At their meeting in Rome last Thursday, the leaders of the eurozone’s four largest economies agreed on steps towards a banking union and a modest stimulus package to complement the European Union’s new “fiscal compact.” Those steps are not enough.

German Chancellor Angela Merkel resisted all proposals to provide relief to Spain and Italy from the excessive risk premiums that both countries are now confronting. As a result, the EU’s upcoming summit could turn into a fiasco, which may well prove lethal, because it would leave the rest of the eurozone without a strong enough financial firewall to protect it from the possibility of a Greek exit.

Even if a fatal calamity can be avoided, the division between creditor and debtor countries will be reinforced, and the “periphery” countries will have no chance to regain competitiveness, because the playing field is tilted against them. This may serve Germany’s narrow self-interest, but it will create a very different Europe from the open society that fired people’s imagination and propelled European integration for decades. It will make Germany the center of an empire and permanently subordinate the “periphery.” That is not what Merkel or the overwhelming majority of Germans stand for.

Merkel argues that it is against the rules to use the European Central Bank to solve eurozone countries’ fiscal problems – and she is right. ECB President Mario Draghi has said much the same. Indeed, the upcoming summit is missing an important agenda item: a European Fiscal Authority (EFA) that, in partnership with the ECB, could do what the ECB cannot do on its own.

In particular, the EFA could establish a Debt Reduction Fund – a modified form of the European Debt Redemption Pact that was proposed by Merkel’s Council of Economic Advisers and endorsed by Germany’s Social Democrats and Greens. In exchange for specified structural reforms in Italy and Spain, the Fund would acquire and hold a significant portion of their outstanding stock of debt. It would finance the purchases by issuing European Treasury bills – joint and several obligations of the member countries – and pass on the benefit of cheap financing to the countries concerned.

The Treasury bills would be assigned a zero-risk rating by the authorities and treated as the highest-quality collateral for repo operations at the ECB. The banking system has an urgent need for risk-free liquid assets. Banks are currently holding more than €700 billion of surplus liquidity at the ECB, earning only one quarter of 1% interest. This assures a large and ready market for the bills at 1% or less.
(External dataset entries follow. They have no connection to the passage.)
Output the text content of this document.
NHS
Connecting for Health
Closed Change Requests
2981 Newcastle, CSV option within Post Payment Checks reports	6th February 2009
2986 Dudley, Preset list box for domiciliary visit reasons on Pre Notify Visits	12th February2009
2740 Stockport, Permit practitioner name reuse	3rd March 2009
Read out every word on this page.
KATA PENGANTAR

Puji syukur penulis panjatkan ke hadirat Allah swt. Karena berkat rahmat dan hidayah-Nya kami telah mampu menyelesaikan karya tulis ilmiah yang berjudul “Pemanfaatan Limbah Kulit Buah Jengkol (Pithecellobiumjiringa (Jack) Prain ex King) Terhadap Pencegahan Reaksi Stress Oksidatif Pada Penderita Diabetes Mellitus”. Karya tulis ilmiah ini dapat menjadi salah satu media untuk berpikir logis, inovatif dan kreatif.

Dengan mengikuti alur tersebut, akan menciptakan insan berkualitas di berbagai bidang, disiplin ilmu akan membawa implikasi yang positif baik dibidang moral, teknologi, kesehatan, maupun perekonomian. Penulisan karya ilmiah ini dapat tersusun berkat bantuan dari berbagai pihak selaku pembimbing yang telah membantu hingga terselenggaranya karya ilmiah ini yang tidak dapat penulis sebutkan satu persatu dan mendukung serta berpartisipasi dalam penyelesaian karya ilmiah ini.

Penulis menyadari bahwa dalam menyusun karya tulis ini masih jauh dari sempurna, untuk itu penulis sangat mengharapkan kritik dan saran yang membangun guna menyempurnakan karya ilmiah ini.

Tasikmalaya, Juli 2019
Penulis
Should a participating country subsequently fail to abide by its commitments, the EFA could impose a fine or other penalty, which would be proportionate to the violation, thereby preventing enforcement from becoming a nuclear option that can never be exercised. This would provide strong protection against moral hazard. A successor government in, say, Italy, would find it practically impossible to break any commitments undertaken by Italian Prime Minister Mario Monti’s current administration. With practically half of Italy’s debt financed by European Treasury Bills – producing an effect similar to a reduction in the average maturity of its debt – a successor government would be all the more responsive to any punishment imposed by the EFA.

After a suitable period, the participating countries would enter into debt-reduction programs tailored in a way that does not jeopardize their growth. This would be the prelude to the establishment of a full political union and the introduction of Eurobonds. Of course, the issuance of European Treasury bills would require the approval of the Bundestag, but it would be in conformity with the German Constitutional Court’s requirement that any commitment approved by the Bundestag be limited in time and size.

It is not too late to turn this proposal into a political declaration that outlines not only the long-term goal of a political union, but also a road map toward a fiscal and banking union. Guided by this declaration, the eurozone’s financial-rescue fund, the European Stability Mechanism (ESM), could immediately take over the ECB’s holdings of Greek bonds; the ECB could start accumulating Spanish and Italian bonds; and Italy and Spain could implement the structural reforms needed to qualify for the Debt Redemption Fund.

This agenda would bring immense relief to the financial markets. Equally important, it would change Europe’s political dynamics from negative to positive.

The main obstacle is that German politicians remain mired in a “can’t do” mode. Merkel insists that a political union should precede a full-fledged fiscal and banking union. That is both unrealistic and unreasonable. The three have to be developed together, step-by-step. There can be no treaty or constitutional clause preventing the establishment of the EFA if the German electorate, as represented by the Bundestag, approves it; otherwise, the ESM could not have been created. If the rest of Europe is united behind this proposal, and the Bundestag rejects it, Germany must take full responsibility for the financial and political consequences.